Despite the Indian equity market experiencing a sharp decline in 2023 due to weak global cues and rate hikes by major central banks, a few stocks have delivered solid returns. This is in contrast to the Sensex and Nifty 50, which fell by over 5% in the current year so far.
Finolex Cables, the country's largest manufacturer of electrical and telecommunication cables, was one such top-performing stock in 2023. In CY22, the stock generated a modest return of 3.60%. However, the stock has made a strong comeback in the current year, having already delivered an impressive return of nearly 48% thus far.
The recent rally in the stock can be attributed to various factors, such as the company's impressive performance in the December quarter and the government's substantial increase in capex outlay by 33% to ₹10 lakh crore for FY24.
Since the Q3 FY23 earnings announcement on February 09, the stock has experienced a one-way rally from ₹548 apiece to ₹810, resulting in a fabulous return of 47%. On March 06, the company's shares climbed 9.93% to mark a new record high of ₹847 apiece.
Further, the stock has seen a meteoric rise of over 136% from its one-year low of ₹343 apiece, and it has produced a staggering return of 1676% in the last ten-year period.
Finolex is a mid-cap stock with a market cap of ₹12,394 crore.

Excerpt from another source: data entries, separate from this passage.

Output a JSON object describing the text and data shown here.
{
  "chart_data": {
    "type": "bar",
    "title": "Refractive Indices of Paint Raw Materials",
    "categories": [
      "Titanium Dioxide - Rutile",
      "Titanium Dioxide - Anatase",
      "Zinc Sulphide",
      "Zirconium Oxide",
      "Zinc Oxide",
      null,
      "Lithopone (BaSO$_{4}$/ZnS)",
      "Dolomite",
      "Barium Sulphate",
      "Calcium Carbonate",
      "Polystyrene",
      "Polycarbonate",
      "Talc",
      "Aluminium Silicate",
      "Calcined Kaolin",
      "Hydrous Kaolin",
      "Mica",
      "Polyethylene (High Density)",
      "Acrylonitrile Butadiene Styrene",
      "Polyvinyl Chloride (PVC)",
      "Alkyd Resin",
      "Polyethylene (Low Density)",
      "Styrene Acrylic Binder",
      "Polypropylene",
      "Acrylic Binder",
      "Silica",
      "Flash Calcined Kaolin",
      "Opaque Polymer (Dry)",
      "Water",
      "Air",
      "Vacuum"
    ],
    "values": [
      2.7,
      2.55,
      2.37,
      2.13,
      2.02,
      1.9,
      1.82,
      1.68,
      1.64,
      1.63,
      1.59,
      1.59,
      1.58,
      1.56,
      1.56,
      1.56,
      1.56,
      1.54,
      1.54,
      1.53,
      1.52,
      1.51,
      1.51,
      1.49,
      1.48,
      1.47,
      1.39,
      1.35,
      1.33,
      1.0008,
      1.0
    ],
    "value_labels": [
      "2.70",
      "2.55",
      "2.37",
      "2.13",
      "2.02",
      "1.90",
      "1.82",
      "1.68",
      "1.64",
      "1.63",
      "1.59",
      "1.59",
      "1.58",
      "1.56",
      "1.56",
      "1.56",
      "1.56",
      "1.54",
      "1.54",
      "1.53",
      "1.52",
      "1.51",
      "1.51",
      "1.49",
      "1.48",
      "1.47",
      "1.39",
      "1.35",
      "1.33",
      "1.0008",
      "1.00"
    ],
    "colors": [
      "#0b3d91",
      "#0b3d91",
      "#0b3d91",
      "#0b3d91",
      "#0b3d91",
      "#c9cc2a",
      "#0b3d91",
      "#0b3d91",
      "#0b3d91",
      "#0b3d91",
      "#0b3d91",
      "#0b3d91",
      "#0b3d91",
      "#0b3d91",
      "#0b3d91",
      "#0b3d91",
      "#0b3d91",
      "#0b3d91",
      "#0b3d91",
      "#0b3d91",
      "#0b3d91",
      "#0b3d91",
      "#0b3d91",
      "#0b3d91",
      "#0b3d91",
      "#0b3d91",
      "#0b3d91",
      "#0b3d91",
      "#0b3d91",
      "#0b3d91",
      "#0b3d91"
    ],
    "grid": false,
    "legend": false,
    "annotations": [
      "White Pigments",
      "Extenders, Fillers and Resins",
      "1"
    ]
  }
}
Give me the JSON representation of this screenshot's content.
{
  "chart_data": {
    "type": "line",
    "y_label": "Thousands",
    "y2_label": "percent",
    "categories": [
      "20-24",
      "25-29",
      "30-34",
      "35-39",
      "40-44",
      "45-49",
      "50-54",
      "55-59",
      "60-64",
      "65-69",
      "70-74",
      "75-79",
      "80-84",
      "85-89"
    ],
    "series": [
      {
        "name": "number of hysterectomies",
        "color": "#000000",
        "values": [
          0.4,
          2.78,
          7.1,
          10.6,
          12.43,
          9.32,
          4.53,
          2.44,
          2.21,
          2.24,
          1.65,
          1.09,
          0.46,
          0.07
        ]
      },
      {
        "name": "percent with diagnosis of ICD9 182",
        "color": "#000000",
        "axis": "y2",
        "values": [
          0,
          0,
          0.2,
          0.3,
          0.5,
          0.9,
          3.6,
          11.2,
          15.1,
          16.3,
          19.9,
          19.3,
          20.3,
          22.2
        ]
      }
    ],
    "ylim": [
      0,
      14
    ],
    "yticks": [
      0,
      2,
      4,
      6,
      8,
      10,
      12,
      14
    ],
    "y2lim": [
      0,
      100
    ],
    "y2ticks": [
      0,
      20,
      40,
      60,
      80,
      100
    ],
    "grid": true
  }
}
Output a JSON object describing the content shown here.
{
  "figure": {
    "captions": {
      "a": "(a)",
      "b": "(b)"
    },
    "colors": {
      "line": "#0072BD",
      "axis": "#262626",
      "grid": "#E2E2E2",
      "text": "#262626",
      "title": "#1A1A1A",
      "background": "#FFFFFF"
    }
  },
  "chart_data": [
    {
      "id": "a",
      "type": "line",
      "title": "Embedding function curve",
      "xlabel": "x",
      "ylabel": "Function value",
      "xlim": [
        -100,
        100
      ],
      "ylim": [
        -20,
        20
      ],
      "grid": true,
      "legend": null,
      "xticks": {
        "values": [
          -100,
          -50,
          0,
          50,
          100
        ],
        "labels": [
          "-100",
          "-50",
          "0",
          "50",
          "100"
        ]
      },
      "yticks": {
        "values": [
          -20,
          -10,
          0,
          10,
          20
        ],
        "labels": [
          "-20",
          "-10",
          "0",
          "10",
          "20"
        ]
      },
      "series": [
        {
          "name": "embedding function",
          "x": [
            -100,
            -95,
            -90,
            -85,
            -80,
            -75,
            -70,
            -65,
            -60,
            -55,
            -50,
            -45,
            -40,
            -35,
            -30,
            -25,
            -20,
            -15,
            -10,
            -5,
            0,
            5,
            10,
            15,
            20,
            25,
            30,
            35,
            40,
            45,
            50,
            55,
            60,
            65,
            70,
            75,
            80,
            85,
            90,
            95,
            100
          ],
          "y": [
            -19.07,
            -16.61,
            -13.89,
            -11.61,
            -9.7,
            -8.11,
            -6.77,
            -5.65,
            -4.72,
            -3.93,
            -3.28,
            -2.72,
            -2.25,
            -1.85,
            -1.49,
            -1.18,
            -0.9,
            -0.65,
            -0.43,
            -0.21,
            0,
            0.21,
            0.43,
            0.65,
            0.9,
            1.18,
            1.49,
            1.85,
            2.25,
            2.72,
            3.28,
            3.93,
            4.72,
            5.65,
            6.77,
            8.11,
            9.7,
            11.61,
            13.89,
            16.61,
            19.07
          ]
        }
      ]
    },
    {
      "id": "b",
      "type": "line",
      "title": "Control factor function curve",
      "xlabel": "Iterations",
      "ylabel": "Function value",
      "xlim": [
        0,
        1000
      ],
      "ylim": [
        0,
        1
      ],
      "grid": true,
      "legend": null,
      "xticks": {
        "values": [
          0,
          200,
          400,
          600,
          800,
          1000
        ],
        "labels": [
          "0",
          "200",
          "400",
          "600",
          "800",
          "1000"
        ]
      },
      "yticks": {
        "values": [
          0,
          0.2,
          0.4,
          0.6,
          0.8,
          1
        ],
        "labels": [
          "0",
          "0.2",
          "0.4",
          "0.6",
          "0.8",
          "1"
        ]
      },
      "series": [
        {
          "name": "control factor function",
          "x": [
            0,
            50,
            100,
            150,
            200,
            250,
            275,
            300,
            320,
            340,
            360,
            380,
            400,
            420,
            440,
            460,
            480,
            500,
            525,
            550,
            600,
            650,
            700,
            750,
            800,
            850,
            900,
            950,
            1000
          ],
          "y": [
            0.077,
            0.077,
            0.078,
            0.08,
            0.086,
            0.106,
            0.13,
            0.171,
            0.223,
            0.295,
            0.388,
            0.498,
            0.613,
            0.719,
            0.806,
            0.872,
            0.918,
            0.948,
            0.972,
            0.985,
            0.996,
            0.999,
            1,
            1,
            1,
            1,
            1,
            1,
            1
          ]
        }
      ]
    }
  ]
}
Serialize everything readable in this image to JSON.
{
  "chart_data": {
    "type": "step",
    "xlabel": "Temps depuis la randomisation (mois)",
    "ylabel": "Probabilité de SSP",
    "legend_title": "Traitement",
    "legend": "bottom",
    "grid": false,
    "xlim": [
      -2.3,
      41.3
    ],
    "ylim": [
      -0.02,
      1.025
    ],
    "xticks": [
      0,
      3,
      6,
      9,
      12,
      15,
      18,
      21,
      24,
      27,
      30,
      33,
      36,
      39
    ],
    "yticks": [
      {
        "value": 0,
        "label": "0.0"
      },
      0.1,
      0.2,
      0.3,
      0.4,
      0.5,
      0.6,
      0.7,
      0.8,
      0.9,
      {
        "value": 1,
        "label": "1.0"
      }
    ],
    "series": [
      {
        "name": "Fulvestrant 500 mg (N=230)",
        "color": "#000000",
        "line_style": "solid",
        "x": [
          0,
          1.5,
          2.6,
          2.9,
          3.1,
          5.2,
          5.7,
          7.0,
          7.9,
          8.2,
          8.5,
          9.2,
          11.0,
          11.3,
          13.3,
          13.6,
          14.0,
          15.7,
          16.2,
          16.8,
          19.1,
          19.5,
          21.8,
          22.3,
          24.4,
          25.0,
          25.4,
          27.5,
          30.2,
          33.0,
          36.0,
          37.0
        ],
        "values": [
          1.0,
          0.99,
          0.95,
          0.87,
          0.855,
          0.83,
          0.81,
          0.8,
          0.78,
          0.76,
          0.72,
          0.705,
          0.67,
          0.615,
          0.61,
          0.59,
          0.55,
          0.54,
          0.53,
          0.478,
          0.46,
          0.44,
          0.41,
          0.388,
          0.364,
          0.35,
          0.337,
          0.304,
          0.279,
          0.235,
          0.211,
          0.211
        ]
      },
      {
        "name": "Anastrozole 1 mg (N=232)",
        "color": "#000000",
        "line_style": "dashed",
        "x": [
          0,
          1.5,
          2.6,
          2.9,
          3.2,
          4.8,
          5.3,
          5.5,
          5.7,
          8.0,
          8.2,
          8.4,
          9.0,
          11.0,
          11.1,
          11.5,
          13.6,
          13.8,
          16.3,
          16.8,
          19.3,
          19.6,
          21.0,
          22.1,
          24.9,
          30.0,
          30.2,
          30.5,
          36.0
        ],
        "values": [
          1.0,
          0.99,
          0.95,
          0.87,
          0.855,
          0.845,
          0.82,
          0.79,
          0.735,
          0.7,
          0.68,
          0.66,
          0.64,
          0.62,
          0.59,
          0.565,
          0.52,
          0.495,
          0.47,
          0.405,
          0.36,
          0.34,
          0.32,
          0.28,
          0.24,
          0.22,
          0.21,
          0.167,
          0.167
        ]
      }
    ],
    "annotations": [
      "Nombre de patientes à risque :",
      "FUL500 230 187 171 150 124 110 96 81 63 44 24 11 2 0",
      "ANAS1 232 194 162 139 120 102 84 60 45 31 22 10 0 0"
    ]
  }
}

The company is principally engaged in the manufacturing of electrical cables, communication cables, and other electrical appliances. The company also manufactures lighting products, electrical accessories, switchgear, fans, and water heaters.
The company's electrical cables business is likely to benefit from the rise in capital expenditure in the real estate, construction, industrial, and automobile sectors.
In addition to that, the ongoing government programmes (Bharat Net Phase) are expected to improve broadband connectivity and related technologies, which will continue to drive growth for communication cables, according to analysts.
During the October-December quarter of FY23, the company reported a 42% YoY jump in its standalone net profit of ₹135 crore. The company's net profit was driven by strong operating performance, aided by higher other income.
The operating profit during the quarter came in at ₹141 crore, an increase of nearly 30% YoY, while the EBITDA margin expanded by 111 basis points to 12.3%.
The EPS (earnings per share) improved to ₹8.82 in Q3FY23 from ₹6.22 in the year-ago quarter. At the prevailing price, the stock trades at a price-to-earnings multiple of 22.4x, which is much lower compared to the industry P/E of 73.7x.
On the financial ratio front, the company has zero debt, Trendlyne data showed, while it had an ROE and RoCE of 12.39% and 15.97%, respectively, in FY22.
The promoters own 35.9% of the shares in the company, while foreign portfolio investors and domestic institutional investors each own 10.2% and 18.1%, respectively. Regular shareholders own 35.8%.
09 analysts polled by MintGenie on average have a 'buy' call on the stock.
Disclaimer: The views and recommendations made above are those of individual analysts or broking companies, and not of MintGenie.